Nodding to complaints (highlighted in this column) that the secretive China Centre at Jesus College, Cambridge, never permits criticism of the Chinese Communist regime, the Master, Sonita Alleyne, recently wrote to a concerned Jesuan: ‘In the spirit of respect for and acceptance of the wide range of views on China, please see below for a message from the Director of the China Centre, Professor Peter Nolan, inviting you to join an virtual event.’ This occasion, ‘Interacting with China in a complex world’, took place last week, sponsored by WPP, which has large interests in China. A Jesuan I know, who attended expecting the ‘wide range of views’ promised, was dismayed to be subjected to a commercial about business with China by the CEO of The Store WPP (WPP’s ‘global retail practice’). Two films lauded China’s amazing recent progress. Then came four guest speakers, including Lord (Adair) Turner, Sir Oliver Letwin and Lord (Jim) O’Neill. Only Sir Oliver ventured a few mildly critical opinions. Words like ‘Uyghurs’ did not feature; nor did the fate of Hong Kong. There was ‘absolutely no head-on criticism of the Chinese government’, another attendee told me. One of my Jesuan contacts signed off early, having found the occasion ‘a disappointingly brazen piece of propaganda for the CCP’. ‘What a friend we have in Jesus’ starts the famous hymn.
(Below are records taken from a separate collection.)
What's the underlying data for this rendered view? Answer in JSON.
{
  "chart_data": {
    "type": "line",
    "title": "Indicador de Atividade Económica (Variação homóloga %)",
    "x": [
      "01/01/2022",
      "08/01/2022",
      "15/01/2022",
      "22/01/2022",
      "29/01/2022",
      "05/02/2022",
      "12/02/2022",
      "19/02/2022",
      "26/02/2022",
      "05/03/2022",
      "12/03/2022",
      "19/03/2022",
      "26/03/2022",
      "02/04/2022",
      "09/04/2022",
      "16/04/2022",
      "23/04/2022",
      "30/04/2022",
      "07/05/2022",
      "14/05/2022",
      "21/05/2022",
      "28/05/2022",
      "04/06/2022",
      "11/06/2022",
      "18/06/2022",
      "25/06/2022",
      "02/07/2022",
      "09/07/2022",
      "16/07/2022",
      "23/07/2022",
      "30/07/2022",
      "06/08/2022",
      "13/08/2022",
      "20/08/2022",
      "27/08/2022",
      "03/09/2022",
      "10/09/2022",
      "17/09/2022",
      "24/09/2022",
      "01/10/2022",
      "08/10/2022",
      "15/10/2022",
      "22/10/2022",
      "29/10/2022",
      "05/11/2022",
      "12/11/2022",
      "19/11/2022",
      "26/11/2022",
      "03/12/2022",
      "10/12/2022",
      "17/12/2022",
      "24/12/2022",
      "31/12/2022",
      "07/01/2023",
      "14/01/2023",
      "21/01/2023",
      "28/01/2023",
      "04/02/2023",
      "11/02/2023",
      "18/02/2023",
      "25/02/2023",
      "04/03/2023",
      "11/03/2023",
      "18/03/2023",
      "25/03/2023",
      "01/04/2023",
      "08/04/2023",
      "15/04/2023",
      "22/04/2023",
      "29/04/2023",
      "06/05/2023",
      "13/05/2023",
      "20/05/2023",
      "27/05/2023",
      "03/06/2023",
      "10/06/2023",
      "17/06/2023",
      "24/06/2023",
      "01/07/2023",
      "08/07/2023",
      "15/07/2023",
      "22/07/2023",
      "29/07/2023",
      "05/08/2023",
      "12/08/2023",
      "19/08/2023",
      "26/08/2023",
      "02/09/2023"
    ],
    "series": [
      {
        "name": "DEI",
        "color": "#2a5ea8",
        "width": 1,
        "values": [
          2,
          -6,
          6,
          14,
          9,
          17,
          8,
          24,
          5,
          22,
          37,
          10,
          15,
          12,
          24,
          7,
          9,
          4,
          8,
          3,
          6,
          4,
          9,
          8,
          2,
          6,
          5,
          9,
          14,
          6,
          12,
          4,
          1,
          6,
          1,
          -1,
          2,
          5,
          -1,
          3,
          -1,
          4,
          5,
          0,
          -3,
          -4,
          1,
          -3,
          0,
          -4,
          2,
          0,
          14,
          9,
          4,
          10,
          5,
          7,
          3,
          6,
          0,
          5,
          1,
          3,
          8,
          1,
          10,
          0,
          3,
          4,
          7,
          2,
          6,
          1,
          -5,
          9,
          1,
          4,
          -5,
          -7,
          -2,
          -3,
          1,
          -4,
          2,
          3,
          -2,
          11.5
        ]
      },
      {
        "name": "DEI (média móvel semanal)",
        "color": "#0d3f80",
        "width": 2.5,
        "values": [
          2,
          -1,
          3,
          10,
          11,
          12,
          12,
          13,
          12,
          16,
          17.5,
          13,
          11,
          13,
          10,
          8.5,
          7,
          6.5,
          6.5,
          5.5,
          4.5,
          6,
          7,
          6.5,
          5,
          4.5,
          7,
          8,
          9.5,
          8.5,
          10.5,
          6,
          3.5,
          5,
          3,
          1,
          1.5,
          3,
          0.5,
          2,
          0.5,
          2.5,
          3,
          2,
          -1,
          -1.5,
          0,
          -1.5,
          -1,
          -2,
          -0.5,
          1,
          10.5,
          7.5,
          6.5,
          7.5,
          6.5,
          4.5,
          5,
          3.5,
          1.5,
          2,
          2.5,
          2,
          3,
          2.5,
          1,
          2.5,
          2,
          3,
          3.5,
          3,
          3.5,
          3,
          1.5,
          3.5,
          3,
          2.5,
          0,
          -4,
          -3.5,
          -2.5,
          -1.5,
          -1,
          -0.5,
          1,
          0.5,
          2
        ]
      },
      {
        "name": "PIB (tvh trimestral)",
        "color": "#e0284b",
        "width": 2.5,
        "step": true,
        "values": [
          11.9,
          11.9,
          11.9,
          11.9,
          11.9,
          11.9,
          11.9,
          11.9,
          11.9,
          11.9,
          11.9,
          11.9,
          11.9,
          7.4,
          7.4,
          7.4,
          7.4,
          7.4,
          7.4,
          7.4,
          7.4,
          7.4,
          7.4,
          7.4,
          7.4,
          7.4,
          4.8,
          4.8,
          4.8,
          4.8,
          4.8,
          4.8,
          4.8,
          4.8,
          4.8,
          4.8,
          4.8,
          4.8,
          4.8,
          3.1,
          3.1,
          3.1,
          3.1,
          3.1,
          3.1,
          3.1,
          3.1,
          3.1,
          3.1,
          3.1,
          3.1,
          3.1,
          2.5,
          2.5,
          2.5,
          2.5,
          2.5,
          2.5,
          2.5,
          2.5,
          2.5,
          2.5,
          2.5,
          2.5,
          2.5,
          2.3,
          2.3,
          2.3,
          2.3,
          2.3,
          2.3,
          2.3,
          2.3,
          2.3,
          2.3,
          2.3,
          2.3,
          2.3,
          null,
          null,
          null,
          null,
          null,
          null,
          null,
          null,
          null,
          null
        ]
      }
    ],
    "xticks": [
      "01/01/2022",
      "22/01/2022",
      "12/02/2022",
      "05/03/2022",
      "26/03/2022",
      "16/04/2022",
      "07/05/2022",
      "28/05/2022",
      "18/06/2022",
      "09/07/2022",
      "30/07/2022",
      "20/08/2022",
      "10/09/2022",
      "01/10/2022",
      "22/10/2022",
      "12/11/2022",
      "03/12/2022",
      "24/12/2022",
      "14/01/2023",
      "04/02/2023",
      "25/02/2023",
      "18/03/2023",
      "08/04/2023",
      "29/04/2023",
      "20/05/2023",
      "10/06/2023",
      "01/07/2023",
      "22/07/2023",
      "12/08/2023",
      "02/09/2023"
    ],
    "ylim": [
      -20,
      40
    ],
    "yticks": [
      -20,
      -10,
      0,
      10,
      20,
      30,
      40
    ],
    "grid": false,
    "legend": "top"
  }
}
The Chinese Communist party must be singing it lustily.

Meanwhile, as Jesus directs its moral ire not at the totalitarian regime repressing 1.4 billion people, but at its greatest benefactor, Tobias Rustat, who died over 330 years ago, a group of Jesuan alumni is getting annoyed. The alumni have written to the Master to protest at the attempt to remove Rustat’s fine memorial from the college chapel (because of his links with slavery) without proper consultation with them and donors. Permission to move the monument requires a faculty from the Diocese of Ely, so the group has written to the diocesan registrar asking for their views to be heard. It turns out that no petition to move the monument has actually been made by the college yet, so the Master’s talk of a ‘supportive’ diocese may be premature. This is a good moment for ‘stakeholders’ to assert their rights.

In May, John Gaunt, a neighbouring gamekeeper, lost his three well-trained, much-loved springer spaniel bitches. Determined thieves cut their way into his kennel block. One bitch was recovered in August running loose near Orpington, 30 miles from home. In early September, the Metropolitan Police deployed about 200 officers for a dawn raid of a Travellers’ camp in the same area. They found guns, drugs, fighting cocks, 46 dogs and numerous puppies, and £112,000 in cash. Several arrests were made. The police then posted some pictures of the dogs. John immediately recognised one of his. She has ‘a unique nose on her’ — a distinctive jagged blaze, with one side white, the other liver. He rang the police and claimed her. Then began an immense saga — calls and emails unanswered so often that he had to call in the police ombudsman. He was told that he would not be allowed to come and see the dog. ‘If I had her for five minutes I could get her to do backflips in front of them,’ he says. The police rejected his offers of DNA on the grounds that DNA does not prove ownership. They denied that his dog was microchipped (which it had been), yet later rang to ask when it had been microchipped. Eventually John hired a solicitor to take the police to court. They then said they would do the DNA tests themselves. But he has heard nothing more from them. His springer languishes in the Met dog pound with a litter of pups. The legal rights of dog owners seem surprisingly tenuous, the police weirdly obstructive. In the background stands Covid. Puppy demand from locked-down households has shot up. Before Covid, pedigree field-trial champion bitches produced puppies worth £750 each. Now thieves can sell puppies with no paperwork for £2,000, so the incentive is massive. Of John’s third missing springer, there is no sign.